"In the middle of June Polish weekly Wprost published illegal recordings of private conversations between Interior Minister Bartlomiej Sienkiewicz, and the President of the National Bank of Poland Marek Belka as well as between Andrzej Parafianowicz, former finance ministry official, and former minister of transport Slawomir Nowak."
Warsaw, June 26 - Polish Prime Minister Donald Tusk Wednesday asked the Sejm (lower house of parliament) for a vote of confidence for his government.
He told MPs that Poland's interests could be jeopardised by the leaked tapes scandal, in which several government ministers' private, and sometimes compromising, conversations were illegally recorded and the tapes released to a Polish weekly, Xinhua reported.
I have a simple plan that will largely depend on the house. We need certainty beyond Poland's borders that the Polish state is running smoothly and coping well also with this unusual, serious crisis; that on the eve of negotiations in Brussels, the Polish government has a mandate stemming from the elections and from a parliamentary majority, PM Tusk told MPs.
The prime minister pointed out that one effect of the leaked tapes scandal was the Polish government's diminished ability to influence how top European Union positions are filled.

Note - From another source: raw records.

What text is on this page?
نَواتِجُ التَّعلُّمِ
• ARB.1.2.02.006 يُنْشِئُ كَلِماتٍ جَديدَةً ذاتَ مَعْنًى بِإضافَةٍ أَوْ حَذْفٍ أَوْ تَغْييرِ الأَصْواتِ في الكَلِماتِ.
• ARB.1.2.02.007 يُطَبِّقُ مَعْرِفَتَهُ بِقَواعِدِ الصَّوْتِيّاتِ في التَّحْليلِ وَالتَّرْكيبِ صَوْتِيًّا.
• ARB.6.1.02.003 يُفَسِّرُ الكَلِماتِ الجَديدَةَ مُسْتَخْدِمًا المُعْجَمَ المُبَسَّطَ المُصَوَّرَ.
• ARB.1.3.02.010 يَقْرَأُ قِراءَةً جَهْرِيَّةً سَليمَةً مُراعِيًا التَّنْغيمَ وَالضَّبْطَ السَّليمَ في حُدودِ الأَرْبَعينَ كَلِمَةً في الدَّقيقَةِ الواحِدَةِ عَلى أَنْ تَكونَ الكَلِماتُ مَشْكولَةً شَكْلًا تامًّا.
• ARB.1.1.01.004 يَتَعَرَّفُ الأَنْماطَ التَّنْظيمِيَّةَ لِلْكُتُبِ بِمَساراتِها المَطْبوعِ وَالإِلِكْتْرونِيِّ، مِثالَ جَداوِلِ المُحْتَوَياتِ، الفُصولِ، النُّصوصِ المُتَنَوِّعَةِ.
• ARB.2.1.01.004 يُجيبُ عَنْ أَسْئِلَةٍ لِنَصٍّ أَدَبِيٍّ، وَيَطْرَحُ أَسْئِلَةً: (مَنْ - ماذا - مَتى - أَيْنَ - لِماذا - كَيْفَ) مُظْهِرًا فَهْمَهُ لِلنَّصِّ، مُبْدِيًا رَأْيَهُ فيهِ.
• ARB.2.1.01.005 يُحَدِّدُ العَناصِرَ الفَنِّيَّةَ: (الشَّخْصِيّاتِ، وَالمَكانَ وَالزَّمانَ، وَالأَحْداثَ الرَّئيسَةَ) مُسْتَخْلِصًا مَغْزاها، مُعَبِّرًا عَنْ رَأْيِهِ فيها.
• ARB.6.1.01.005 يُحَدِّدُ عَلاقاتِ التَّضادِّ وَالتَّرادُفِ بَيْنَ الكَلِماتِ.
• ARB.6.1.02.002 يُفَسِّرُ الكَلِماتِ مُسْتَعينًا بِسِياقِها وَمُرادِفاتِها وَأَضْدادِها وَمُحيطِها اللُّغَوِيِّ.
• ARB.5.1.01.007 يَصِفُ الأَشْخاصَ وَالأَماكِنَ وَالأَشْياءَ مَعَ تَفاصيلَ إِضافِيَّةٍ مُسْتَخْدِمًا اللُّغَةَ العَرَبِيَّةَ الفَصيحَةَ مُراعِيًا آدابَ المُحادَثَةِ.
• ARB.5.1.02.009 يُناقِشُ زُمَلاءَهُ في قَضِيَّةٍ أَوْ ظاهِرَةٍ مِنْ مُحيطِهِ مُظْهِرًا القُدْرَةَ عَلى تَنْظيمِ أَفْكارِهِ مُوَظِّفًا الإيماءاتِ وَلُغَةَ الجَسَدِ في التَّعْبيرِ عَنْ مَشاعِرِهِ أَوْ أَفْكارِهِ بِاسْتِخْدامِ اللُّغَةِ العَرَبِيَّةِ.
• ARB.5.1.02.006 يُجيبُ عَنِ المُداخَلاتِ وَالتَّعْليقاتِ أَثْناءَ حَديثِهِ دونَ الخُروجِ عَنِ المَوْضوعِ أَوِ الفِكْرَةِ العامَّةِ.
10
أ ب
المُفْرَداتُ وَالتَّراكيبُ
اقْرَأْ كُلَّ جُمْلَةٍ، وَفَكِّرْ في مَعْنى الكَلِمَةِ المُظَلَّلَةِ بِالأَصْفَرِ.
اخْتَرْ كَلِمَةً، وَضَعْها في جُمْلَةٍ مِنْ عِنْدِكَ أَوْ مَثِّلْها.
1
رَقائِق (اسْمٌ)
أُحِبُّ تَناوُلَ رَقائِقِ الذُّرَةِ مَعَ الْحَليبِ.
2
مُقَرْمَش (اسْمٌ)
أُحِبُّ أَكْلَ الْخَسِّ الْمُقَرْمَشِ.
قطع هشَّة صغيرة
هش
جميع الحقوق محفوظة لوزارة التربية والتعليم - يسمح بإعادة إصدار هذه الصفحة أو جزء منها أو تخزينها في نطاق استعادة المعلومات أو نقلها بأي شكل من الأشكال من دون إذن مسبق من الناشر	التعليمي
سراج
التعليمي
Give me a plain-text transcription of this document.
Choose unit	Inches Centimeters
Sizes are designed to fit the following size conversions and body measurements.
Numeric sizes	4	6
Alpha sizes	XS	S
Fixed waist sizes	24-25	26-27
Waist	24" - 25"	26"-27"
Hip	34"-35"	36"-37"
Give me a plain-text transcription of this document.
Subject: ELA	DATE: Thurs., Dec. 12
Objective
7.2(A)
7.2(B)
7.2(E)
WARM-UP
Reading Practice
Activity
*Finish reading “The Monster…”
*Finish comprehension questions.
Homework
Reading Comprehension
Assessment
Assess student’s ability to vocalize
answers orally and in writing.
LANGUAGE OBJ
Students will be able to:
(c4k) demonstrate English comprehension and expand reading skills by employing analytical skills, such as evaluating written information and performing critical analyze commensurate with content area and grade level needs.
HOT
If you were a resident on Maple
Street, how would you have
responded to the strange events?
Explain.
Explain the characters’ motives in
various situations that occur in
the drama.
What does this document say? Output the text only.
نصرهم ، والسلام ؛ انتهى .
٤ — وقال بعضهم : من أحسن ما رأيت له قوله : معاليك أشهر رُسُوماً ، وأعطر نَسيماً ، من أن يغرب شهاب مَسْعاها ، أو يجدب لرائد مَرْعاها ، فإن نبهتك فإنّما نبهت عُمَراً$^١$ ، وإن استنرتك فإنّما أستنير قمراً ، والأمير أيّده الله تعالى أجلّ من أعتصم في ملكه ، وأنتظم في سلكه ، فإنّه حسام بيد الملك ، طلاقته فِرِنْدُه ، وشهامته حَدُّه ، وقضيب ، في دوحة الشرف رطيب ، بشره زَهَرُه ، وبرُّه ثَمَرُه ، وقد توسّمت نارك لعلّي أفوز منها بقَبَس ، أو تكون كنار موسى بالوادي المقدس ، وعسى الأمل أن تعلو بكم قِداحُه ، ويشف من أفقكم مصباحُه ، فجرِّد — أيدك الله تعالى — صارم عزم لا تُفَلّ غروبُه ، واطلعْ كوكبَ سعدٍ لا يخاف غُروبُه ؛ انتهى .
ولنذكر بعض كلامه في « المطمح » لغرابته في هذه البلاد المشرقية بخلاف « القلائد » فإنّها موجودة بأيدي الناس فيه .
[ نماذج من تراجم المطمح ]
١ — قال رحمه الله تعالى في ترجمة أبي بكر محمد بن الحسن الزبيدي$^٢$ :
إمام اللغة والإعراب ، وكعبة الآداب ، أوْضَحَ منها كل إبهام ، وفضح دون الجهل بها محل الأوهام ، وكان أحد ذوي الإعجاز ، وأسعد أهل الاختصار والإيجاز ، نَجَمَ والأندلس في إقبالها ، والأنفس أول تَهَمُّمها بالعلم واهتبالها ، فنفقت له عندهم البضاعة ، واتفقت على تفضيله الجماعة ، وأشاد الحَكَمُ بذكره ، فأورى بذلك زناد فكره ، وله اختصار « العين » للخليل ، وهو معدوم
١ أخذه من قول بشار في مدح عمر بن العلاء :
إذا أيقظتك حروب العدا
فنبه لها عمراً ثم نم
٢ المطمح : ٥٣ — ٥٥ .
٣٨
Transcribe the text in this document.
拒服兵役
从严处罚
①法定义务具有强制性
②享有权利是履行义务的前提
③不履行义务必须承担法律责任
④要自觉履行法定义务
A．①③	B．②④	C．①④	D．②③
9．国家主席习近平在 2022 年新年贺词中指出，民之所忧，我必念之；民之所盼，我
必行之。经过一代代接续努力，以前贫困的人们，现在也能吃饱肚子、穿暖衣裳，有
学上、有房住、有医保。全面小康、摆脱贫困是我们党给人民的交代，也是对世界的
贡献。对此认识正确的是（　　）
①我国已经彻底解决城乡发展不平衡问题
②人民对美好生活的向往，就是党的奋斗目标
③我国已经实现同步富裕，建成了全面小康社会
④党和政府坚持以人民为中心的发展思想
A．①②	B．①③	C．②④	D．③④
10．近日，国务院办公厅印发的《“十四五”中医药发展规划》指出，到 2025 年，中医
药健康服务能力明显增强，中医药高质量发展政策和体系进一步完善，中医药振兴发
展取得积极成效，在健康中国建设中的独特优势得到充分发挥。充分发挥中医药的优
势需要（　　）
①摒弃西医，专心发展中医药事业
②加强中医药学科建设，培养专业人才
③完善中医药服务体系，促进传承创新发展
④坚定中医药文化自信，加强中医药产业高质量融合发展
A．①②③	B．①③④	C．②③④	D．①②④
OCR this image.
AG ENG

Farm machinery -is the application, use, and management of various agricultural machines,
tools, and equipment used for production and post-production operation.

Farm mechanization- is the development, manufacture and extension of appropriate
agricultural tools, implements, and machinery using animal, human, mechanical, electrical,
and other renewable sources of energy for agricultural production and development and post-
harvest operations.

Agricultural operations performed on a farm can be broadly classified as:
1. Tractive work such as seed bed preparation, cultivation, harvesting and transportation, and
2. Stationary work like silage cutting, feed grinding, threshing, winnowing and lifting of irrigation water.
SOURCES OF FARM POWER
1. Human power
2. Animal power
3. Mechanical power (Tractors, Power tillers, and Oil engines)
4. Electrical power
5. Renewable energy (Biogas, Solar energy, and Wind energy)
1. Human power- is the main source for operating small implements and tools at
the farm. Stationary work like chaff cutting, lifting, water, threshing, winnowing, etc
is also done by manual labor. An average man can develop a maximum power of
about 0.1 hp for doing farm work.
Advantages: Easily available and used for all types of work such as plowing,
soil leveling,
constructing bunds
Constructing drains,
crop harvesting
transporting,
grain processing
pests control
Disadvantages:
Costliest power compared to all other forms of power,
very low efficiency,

He added that the government would fight at the EU summit for specific regulations concerning an energy union.
There can be no room for guesswork (as to whether) there is a government in Poland or whether it will fall at any minute, he said regarding the vote of confidence.
Tusk emphasised that the real political problem of the leaked recordings was that a group of criminals (...) presumed to illegally record and eavesdrop, and then publish materials that are causing this earthquake.
The prime minister began his Sejm presentation of the leaked tapes scandal with an apology for appalling, sometimes scandalous behaviour, language, inappropriate words in the illegally recorded conversations of high officials, including ministers.
According to Tusk, the actions of state bodies following the covert recordings were published shows that institutions responsible for legal order are prepared for prompt action.
Eavesdropping without a given person's knowledge, recording and publishing such materials is a crime, the PM said. According to him, the dates of the recordings suggest that politicians were bugged for at least 18 months and that tens or maybe even hundreds of people were involved.
In the middle of June Polish weekly Wprost published illegal recordings of private conversations between Interior Minister Bartlomiej Sienkiewicz, and the President of the National Bank of Poland Marek Belka as well as between Andrzej Parafianowicz, former finance ministry official, and former minister of transport Slawomir Nowak.
On Monday a recorded conversation between Minister of Foreign Affairs Radoslaw Sikorski and former finance minister Jacek Rostowski, and another one between government Spokesperson Pawel Gras, Treasury Minister Wlodzimierz Karpinski, Deputy Treasury Minister Zdzislaw Gawlik and PKN Orlen President Jacek Krawiec were published by Wprost.